La Constitution hellénique consacre le principe de la dualité des juridictions. Le contentieux civil et pénal relève des cours ordinaires de première instance et des cours d’appel dont les décisions sont portées devant la Cour de Cassation. Dans le contentieux administratif les litiges ressortent de la compétence du Conseil d’Etat ou des cours administratives ordinaires (tribunaux administratifs de première instance, cours administratives d’appel). Le Conseil d’Etat et les cours administratives statuent sur les différends du contentieux administratif dans toutes les matières (contentieux fiscal, contentieux de la fonction publique, contentieux de la sécurité sociale, contentieux des marchés et des travaux publics, contentieux de l’indemnisation et contentieux portant sur la légalité des actes administratifs, en général). La jurisprudence du Conseil d’Etat, notamment celle portant sur l’interprétation de la Constitution et des lois constitue un précédent de haute autorité, pris en considération par les instances inférieures, ainsi que par la théorie et la pratique du droit. Comme toutes les décisions juridictionnelles, les arrêts rendus par le Conseil d’Etat ont l’autorité de la chose jugée et doivent être exécutés obligatoirement par les organes de l’Etat, des collectivités locales et des autres personnes morales de droit public.

Le Conseil d’Etat hellénique est membre de l’Association des Conseils d’Etat et des Juridictions Administratives Suprêmes de l’Union Européenne, ainsi que de l’Association Internationale des Hautes Juridictions Administratives.
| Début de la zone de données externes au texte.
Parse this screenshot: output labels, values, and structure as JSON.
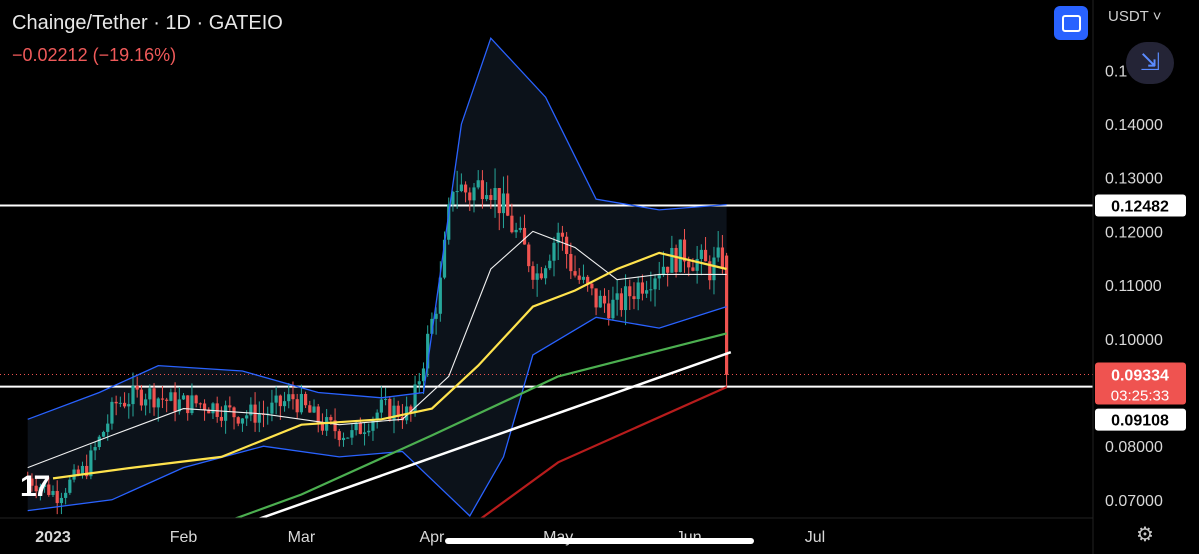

La participation à ces institutions permet l’échange d’expériences et de vues et contribue à l’enrichissement de la jurisprudence. La collaboration avec les Hautes Juridictions des autres pays et l’échange d’informations tant sur des questions juridiques que sur des modèles d’organisation et de fonctionnement figure parmi les priorités du Conseil d’Etat.

Composition
Le Conseil d’Etat est composé de son Président, dix vice-Présidents, cinquante-trois Conseillers, cinquante-six Maîtres de requêtes et cinquante Auditeurs, qui sont tous des juges de carrière, bénéficiant des garanties statutaires, notamment des garanties d’inamovibilité. L’avancement aux postes de Président et de vice-Président du Conseil d’Etat est effectué par décret présidentiel, édicté sur proposition du Conseil des ministres. Les avancements aux postes de Conseiller et de Maître de requêtes sont également effectués par décret, édicté après décision du Conseil Supérieur de la Magistrature. Les Auditeurs sont nommés par décret ; pour solliciter un poste d’Auditeur il faut avoir obtenu une Maîtrise en Droit dans une Faculté de Droit et avoir passé avec succès le concours d’entrée à l’Ecole Nationale de Magistrature et les épreuves finales après la formation spéciale dans cette Ecole.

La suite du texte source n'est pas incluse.